Aims: To assess the uptake and quality of survivorship care plans (SCPs) and treatment summaries (TSs), and providers and survivors’ perception of their utility.
Methods: As part of the development of the South Australian state-wide survivorship care framework, health providers delivering cancer care were invited to take part in an intervention pilot consisting of a nurse-led survivorship consultation and development of SCPs and TSs. Participants were supported by standardized tools, templates, and access to a professional network. Clinicians were encouraged to adapt the intervention into their existing practice. Demographic characteristics of survivors and process measures were collected. Outcomes included number of SCPs/TSs developed, completeness of information and quality of recommendations. Qualitative and quantitative feedback was sought from survivors and providers.
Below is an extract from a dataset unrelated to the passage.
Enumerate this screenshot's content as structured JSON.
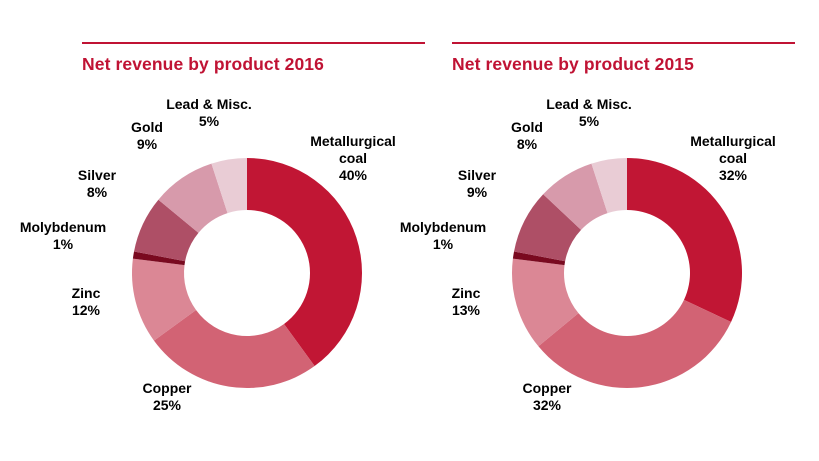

Results: Four teams comprising a nurse and a medical oncologist nominated to undertake a three-month pilot. 43 plans were developed (range 0-34). Median age of survivors was 59 (32-80), 36 (84%) were women and 32 (74%) had a breast cancer diagnosis. The average time required to prepare TS and SCP was 154 minutes (120-240). TSs had high level of completeness. The median number of issues identified in SCPs was 5.9 (3 - 11). All SCPs included cancer surveillance, only 20 (47%) included lifestyle recommendations. The quality of strategies was ranked low-moderate. Feedback from providers and survivors is currently being analysed and will be reported on at the time of presentation.
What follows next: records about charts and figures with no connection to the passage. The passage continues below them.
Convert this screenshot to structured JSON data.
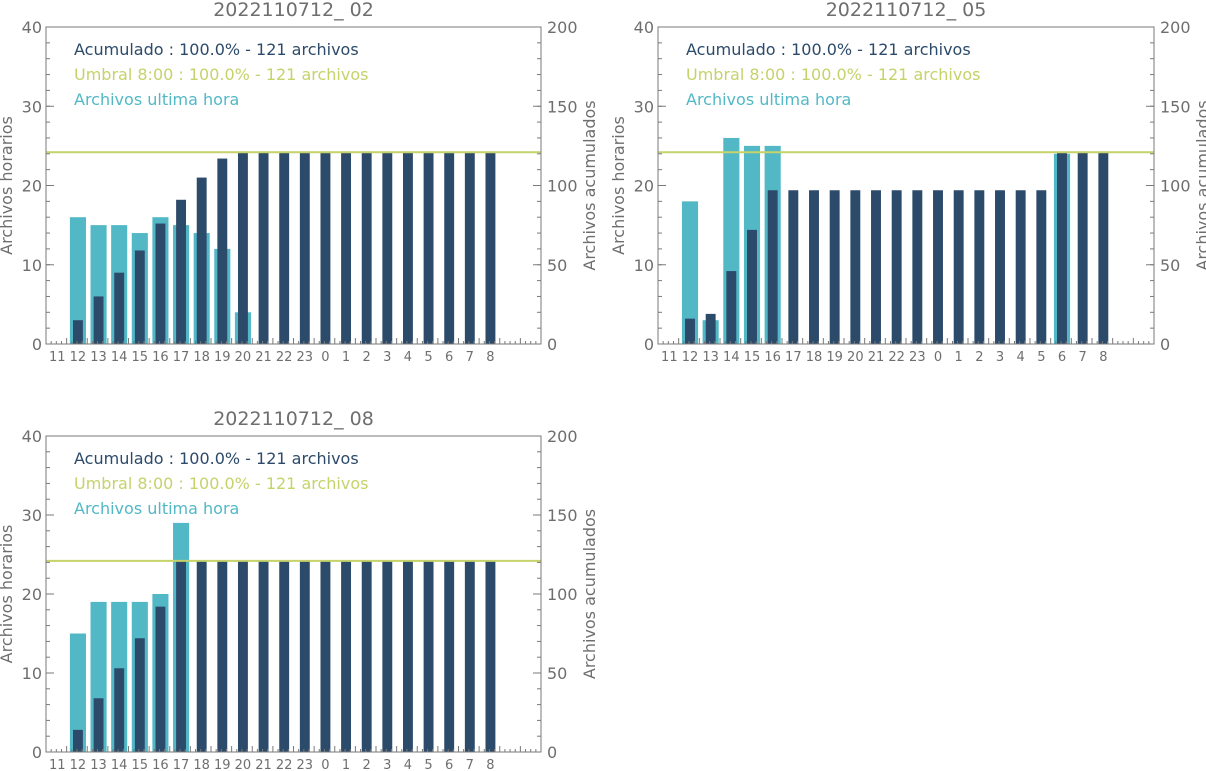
{
  "colors": {
    "hourly": "#52b8c6",
    "cumulative": "#2c4a6a",
    "threshold": "#c6d26a",
    "axis": "#7a7a7a",
    "text": "#6e6e6e"
  },
  "legend": {
    "cumulative": "Acumulado : 100.0% - 121 archivos",
    "threshold": "Umbral 8:00 : 100.0% - 121 archivos",
    "hourly": "Archivos ultima hora"
  },
  "chart_data": [
    {
      "type": "bar",
      "title": "2022110712_ 02",
      "categories": [
        "11",
        "12",
        "13",
        "14",
        "15",
        "16",
        "17",
        "18",
        "19",
        "20",
        "21",
        "22",
        "23",
        "0",
        "1",
        "2",
        "3",
        "4",
        "5",
        "6",
        "7",
        "8"
      ],
      "ylabel_left": "Archivos horarios",
      "ylabel_right": "Archivos acumulados",
      "ylim_left": [
        0,
        40
      ],
      "ylim_right": [
        0,
        200
      ],
      "yticks_left": [
        "0",
        "10",
        "20",
        "30",
        "40"
      ],
      "yticks_right": [
        "0",
        "50",
        "100",
        "150",
        "200"
      ],
      "threshold": 121,
      "series": [
        {
          "name": "Archivos ultima hora",
          "axis": "left",
          "values": [
            0,
            16,
            15,
            15,
            14,
            16,
            15,
            14,
            12,
            4,
            0,
            0,
            0,
            0,
            0,
            0,
            0,
            0,
            0,
            0,
            0,
            0
          ]
        },
        {
          "name": "Acumulado",
          "axis": "right",
          "values": [
            0,
            15,
            30,
            45,
            59,
            76,
            91,
            105,
            117,
            121,
            121,
            121,
            121,
            121,
            121,
            121,
            121,
            121,
            121,
            121,
            121,
            121
          ]
        }
      ]
    },
    {
      "type": "bar",
      "title": "2022110712_ 05",
      "categories": [
        "11",
        "12",
        "13",
        "14",
        "15",
        "16",
        "17",
        "18",
        "19",
        "20",
        "21",
        "22",
        "23",
        "0",
        "1",
        "2",
        "3",
        "4",
        "5",
        "6",
        "7",
        "8"
      ],
      "ylabel_left": "Archivos horarios",
      "ylabel_right": "Archivos acumulados",
      "ylim_left": [
        0,
        40
      ],
      "ylim_right": [
        0,
        200
      ],
      "yticks_left": [
        "0",
        "10",
        "20",
        "30",
        "40"
      ],
      "yticks_right": [
        "0",
        "50",
        "100",
        "150",
        "200"
      ],
      "threshold": 121,
      "series": [
        {
          "name": "Archivos ultima hora",
          "axis": "left",
          "values": [
            0,
            18,
            3,
            26,
            25,
            25,
            0,
            0,
            0,
            0,
            0,
            0,
            0,
            0,
            0,
            0,
            0,
            0,
            0,
            24,
            0,
            0
          ]
        },
        {
          "name": "Acumulado",
          "axis": "right",
          "values": [
            0,
            16,
            19,
            46,
            72,
            97,
            97,
            97,
            97,
            97,
            97,
            97,
            97,
            97,
            97,
            97,
            97,
            97,
            97,
            121,
            121,
            121
          ]
        }
      ]
    },
    {
      "type": "bar",
      "title": "2022110712_ 08",
      "categories": [
        "11",
        "12",
        "13",
        "14",
        "15",
        "16",
        "17",
        "18",
        "19",
        "20",
        "21",
        "22",
        "23",
        "0",
        "1",
        "2",
        "3",
        "4",
        "5",
        "6",
        "7",
        "8"
      ],
      "ylabel_left": "Archivos horarios",
      "ylabel_right": "Archivos acumulados",
      "ylim_left": [
        0,
        40
      ],
      "ylim_right": [
        0,
        200
      ],
      "yticks_left": [
        "0",
        "10",
        "20",
        "30",
        "40"
      ],
      "yticks_right": [
        "0",
        "50",
        "100",
        "150",
        "200"
      ],
      "threshold": 121,
      "series": [
        {
          "name": "Archivos ultima hora",
          "axis": "left",
          "values": [
            0,
            15,
            19,
            19,
            19,
            20,
            29,
            0,
            0,
            0,
            0,
            0,
            0,
            0,
            0,
            0,
            0,
            0,
            0,
            0,
            0,
            0
          ]
        },
        {
          "name": "Acumulado",
          "axis": "right",
          "values": [
            0,
            14,
            34,
            53,
            72,
            92,
            121,
            121,
            121,
            121,
            121,
            121,
            121,
            121,
            121,
            121,
            121,
            121,
            121,
            121,
            121,
            121
          ]
        }
      ]
    }
  ]
}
Conclusions: This work demonstrates the implementation gap between the theory and practice of survivorship care with high variation in uptake and quality of the intervention across four sites. While content accuracy was high, the quality of recommendations varied, which may reflect a training need. Ongoing trialing and re-evaluation of process and outcomes are required to refine the intervention to ensure high quality survivorship care.